Patrick Dallongeville: “The Golden Watch”, ça parle de la panne d’inspiration?

Philippe Ménard: Oui, moi qui ai du mal à écrire mes textes, je me torture pas mal la tête pour quelques strophes, alors j’imagine le désarroi d’un vrai poète devant la feuille désespérément blanche… et je vois ça assez insupportable!

Patrick Dallongeville: “Hey, Girl, Don’t You Cry”, des prédateurs sexuels?

Philippe Ménard: C’est vrai que cette histoire totalement inventée collerait bien avec le parcours d’un Dutroux ou d’un Fourniret et je pensais un petit peu à eux en l’écrivant, mais c’est plus proche de l’enlèvement du gosse de Lindberg (l’aviateur). Il n’est pas question de sadisme, juste de pognon.

Patrick Dallongeville: “Fake News” de ce qu’on appelle “le choc des civilisations”?

Philippe Ménard: L’idée du texte de ce morceau a pour origine le discours lamentable de Trump après le succès de l’expédition d’un commando parti tuer le chef d’Al Qaida. Son coté naturel de redneck mal dégrossi persuadé d’être le sauveur du monde des gentils contre les méchants est remonté à la surface, et sa façon de raconter l’opération avec force détails en bavant de plaisir m’a vraiment énervé et dégouté, et en bon athée convaincu, j’ai voulu rappeler à ceux qui veulent bien l’entendre que les crimes tels que pendaisons, assassinats, décapitation etc. ne datent pas d’hier, et que toutes les religions (sectes) en ont leur part.
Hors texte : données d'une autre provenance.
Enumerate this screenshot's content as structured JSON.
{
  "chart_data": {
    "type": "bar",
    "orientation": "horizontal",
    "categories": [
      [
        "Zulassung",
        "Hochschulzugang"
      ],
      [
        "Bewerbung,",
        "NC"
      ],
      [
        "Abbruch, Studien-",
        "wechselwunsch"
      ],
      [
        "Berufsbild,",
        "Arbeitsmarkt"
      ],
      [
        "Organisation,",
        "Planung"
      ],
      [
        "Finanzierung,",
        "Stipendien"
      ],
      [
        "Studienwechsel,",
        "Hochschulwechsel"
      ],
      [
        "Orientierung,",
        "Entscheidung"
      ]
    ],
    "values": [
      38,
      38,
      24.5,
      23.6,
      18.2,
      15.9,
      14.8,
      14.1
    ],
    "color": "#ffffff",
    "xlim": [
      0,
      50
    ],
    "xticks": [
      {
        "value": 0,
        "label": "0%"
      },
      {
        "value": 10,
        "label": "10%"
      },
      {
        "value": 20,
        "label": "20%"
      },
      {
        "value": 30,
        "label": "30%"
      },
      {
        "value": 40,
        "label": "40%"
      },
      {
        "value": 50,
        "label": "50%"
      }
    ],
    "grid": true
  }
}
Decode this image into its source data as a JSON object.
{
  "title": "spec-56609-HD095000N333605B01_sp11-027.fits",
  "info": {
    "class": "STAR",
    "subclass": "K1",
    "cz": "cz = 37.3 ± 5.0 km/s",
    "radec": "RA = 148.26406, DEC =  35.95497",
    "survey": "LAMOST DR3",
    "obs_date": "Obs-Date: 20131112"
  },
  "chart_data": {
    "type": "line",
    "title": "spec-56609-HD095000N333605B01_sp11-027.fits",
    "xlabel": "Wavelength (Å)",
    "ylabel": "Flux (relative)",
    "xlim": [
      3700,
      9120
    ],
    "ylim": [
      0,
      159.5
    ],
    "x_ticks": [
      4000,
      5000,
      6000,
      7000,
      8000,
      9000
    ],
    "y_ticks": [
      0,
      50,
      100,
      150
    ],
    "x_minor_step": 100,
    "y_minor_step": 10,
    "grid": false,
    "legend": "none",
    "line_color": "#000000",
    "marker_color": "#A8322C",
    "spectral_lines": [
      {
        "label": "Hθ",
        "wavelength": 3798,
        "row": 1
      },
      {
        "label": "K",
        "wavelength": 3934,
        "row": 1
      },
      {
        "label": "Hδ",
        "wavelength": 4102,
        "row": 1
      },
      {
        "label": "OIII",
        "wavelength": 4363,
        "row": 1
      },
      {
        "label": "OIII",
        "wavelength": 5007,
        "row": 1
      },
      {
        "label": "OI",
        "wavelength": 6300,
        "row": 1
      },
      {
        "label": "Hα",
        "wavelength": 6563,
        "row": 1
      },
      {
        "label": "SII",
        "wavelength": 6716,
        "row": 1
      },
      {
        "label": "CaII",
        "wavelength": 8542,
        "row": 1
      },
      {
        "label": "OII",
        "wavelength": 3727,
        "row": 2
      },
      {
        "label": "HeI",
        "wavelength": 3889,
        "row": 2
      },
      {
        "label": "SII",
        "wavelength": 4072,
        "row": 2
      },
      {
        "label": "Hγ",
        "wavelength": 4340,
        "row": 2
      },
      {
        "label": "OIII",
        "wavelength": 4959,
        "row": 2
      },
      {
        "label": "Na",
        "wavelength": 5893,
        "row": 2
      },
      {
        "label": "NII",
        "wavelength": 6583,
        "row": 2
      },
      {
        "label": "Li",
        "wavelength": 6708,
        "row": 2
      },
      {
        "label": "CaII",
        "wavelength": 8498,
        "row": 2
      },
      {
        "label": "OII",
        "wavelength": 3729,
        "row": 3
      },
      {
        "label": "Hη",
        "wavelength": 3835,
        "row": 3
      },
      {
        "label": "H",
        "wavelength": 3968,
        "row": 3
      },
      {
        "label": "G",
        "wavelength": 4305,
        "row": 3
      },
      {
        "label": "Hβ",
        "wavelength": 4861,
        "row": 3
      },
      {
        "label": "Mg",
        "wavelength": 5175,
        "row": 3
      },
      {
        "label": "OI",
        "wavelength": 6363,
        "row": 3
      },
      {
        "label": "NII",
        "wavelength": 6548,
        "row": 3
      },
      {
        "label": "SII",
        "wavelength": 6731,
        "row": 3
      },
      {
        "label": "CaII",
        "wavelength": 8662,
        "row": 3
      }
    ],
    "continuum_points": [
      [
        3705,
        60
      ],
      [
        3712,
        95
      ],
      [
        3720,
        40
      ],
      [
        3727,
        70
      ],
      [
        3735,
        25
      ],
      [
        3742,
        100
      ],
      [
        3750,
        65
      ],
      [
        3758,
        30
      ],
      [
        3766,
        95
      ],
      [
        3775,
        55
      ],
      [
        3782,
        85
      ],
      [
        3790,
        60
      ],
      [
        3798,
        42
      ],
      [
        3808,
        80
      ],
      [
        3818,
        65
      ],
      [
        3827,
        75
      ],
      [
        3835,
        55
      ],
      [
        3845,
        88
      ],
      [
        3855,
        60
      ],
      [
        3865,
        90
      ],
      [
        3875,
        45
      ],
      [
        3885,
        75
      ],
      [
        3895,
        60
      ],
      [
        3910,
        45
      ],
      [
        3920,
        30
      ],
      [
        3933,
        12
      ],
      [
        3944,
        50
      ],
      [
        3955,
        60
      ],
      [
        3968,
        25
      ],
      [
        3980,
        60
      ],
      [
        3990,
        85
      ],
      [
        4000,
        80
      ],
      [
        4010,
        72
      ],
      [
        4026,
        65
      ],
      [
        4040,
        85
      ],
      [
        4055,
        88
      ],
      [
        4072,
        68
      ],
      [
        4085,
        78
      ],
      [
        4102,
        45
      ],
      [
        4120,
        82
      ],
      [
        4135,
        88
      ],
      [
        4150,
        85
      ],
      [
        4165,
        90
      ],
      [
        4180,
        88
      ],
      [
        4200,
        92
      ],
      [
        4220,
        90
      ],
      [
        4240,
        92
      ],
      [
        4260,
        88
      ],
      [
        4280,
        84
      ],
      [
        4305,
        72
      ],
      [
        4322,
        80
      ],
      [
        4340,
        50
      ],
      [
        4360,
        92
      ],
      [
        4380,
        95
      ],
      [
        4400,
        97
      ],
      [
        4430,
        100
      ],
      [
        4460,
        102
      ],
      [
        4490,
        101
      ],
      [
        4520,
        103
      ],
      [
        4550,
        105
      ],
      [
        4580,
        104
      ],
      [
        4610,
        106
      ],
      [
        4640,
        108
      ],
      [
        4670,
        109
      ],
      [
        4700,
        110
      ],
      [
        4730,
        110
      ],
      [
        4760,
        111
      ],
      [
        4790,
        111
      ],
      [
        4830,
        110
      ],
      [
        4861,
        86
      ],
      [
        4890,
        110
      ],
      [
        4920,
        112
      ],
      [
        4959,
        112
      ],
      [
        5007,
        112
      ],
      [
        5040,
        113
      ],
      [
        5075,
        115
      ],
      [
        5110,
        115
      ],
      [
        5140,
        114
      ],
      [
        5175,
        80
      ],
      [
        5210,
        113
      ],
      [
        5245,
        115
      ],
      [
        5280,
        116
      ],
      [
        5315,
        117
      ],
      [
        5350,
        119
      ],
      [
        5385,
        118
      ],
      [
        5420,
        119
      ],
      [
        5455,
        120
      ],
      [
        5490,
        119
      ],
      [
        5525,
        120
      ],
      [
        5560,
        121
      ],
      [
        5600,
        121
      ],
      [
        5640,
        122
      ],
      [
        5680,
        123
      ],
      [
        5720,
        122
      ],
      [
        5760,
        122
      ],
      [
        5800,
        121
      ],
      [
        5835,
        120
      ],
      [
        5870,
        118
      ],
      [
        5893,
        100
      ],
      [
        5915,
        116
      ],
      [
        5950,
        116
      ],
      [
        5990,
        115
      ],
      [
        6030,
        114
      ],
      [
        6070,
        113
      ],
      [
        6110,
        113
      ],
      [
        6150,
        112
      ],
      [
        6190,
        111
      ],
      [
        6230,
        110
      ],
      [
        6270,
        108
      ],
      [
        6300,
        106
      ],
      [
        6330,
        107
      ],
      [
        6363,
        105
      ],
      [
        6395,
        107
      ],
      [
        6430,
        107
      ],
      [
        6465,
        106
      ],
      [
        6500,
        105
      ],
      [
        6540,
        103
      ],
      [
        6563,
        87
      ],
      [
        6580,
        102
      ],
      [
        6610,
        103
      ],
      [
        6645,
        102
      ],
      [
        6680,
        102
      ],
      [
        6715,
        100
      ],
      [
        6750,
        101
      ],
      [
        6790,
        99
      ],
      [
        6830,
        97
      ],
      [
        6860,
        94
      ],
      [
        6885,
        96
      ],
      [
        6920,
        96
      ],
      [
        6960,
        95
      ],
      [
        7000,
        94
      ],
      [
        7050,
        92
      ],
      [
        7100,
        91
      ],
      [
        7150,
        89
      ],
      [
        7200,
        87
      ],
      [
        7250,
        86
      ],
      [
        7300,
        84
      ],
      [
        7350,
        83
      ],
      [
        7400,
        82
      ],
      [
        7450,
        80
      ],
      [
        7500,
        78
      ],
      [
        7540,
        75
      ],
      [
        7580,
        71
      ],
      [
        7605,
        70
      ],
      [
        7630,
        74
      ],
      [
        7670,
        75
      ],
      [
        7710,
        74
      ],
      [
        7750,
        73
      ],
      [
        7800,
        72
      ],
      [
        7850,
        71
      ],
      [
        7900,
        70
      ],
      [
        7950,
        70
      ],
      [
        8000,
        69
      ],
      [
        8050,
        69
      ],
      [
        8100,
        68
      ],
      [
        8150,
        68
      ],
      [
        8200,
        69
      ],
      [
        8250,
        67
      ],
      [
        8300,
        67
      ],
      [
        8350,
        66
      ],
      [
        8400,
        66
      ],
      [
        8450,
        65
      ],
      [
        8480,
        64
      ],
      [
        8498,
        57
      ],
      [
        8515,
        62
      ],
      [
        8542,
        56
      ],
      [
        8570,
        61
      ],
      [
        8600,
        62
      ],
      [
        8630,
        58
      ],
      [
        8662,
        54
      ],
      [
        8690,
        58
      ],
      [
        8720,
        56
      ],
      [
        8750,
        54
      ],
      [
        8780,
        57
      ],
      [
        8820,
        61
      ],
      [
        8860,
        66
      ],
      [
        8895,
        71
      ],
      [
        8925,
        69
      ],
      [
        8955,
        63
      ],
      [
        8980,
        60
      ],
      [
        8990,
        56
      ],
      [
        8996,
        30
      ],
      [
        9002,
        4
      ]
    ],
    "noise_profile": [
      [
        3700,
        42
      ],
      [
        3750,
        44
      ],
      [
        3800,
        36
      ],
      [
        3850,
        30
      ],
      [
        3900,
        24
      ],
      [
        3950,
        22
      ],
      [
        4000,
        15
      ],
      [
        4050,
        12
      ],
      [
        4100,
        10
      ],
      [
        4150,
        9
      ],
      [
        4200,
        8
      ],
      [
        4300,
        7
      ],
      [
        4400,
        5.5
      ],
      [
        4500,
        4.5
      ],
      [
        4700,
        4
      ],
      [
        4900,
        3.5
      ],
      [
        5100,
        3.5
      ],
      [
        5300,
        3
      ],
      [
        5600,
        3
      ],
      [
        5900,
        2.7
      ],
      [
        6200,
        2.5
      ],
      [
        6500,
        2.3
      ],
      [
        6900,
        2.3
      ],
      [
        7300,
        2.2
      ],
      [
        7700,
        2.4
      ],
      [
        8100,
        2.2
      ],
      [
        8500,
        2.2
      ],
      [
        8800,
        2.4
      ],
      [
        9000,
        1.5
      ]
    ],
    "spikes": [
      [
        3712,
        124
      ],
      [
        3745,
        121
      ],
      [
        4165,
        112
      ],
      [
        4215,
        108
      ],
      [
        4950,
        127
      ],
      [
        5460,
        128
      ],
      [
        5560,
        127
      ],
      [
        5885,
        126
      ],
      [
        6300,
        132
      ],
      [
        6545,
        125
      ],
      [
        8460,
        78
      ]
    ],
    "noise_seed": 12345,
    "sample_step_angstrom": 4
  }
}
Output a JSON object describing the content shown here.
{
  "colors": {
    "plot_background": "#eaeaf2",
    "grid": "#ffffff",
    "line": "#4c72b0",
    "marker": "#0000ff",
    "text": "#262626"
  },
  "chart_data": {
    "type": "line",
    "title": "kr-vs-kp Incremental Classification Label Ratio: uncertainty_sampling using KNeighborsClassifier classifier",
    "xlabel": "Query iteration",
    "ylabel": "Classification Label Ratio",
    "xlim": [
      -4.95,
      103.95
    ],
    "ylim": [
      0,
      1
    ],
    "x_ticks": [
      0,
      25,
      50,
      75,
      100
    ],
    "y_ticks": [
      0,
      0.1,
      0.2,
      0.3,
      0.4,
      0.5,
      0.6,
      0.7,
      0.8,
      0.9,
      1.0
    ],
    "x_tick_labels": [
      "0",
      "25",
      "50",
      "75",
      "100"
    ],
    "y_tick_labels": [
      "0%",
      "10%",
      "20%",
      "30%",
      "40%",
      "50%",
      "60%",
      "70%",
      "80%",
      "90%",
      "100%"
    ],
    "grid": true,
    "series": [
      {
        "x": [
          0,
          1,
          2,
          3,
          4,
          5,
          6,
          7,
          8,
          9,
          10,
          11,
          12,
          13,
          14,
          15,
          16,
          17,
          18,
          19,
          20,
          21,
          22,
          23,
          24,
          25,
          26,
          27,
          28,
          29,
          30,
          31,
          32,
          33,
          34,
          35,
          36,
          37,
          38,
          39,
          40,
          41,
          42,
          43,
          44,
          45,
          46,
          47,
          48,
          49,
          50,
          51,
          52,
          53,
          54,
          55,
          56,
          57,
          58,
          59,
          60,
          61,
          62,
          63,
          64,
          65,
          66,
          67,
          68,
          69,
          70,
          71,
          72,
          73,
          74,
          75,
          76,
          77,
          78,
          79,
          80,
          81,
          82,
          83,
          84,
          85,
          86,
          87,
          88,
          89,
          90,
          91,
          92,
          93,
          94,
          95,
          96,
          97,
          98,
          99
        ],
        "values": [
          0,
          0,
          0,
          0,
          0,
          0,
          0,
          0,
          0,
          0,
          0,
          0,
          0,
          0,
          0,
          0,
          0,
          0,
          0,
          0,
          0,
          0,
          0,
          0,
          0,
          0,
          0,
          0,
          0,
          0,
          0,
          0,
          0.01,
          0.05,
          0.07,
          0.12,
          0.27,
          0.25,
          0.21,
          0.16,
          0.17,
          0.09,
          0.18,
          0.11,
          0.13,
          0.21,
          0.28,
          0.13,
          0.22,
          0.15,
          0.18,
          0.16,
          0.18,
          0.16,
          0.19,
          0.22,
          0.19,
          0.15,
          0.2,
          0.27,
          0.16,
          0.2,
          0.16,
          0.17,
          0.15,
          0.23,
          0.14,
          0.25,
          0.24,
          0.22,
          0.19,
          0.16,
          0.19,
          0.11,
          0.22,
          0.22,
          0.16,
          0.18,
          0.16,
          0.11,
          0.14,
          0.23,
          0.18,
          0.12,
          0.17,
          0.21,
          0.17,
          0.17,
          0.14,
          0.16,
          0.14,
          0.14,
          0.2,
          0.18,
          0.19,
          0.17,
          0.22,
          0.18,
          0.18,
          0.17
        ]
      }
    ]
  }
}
Les conquistadors et les croisés, par exemple, étaient aussi des fous de Dieu.

Patrick Dallongeville: Et “Oh What A Lovely Day”, des hauts et bas de la vie maritale, c’est bien ça?

Philippe Ménard: Celui là, c’est beaucoup plus léger, c’est l’histoire classique (…disons blues) du gars qui se réjouit du départ de sa femme, croyant qu’une chouette nouvelle vie s’offre à lui, et qui déchante rapidement. Je tiens à préciser que c’est une histoire purement fictive. La preuve, c’est que le morceau suivant (“She’s My 6L6, My EL34”), est une déclaration d’amour à ma chérie qui est ma lampe de puissance (ceux qui jouent sur des amplis à transistors ne peuvent pas comprendre) .

Patrick Dallongeville: C’est déjà ton douzième album en 25 ans de carrière solo. Avec le recul, quelle comparaison peux-tu établir entre l’aspect business de l’industrie musicale à tes débuts, et ton statut actuel dans l’autoproduction?

Philippe Ménard: L’autoproduction est un choix délibéré et complètement assumé, car le but du jeu, en ayant décidé de jouer en one man band et en réalisant mes albums tout seul, c’est de n’avoir aucune contrainte extérieure, ni avis ou orientation. Je ne dis pas que c’est forcément l’idéal, mais c’est l’expérience que je veux vivre. Les quelques années où j’ai approché ce que tu appelles le business, je ne les regrette pas du tout.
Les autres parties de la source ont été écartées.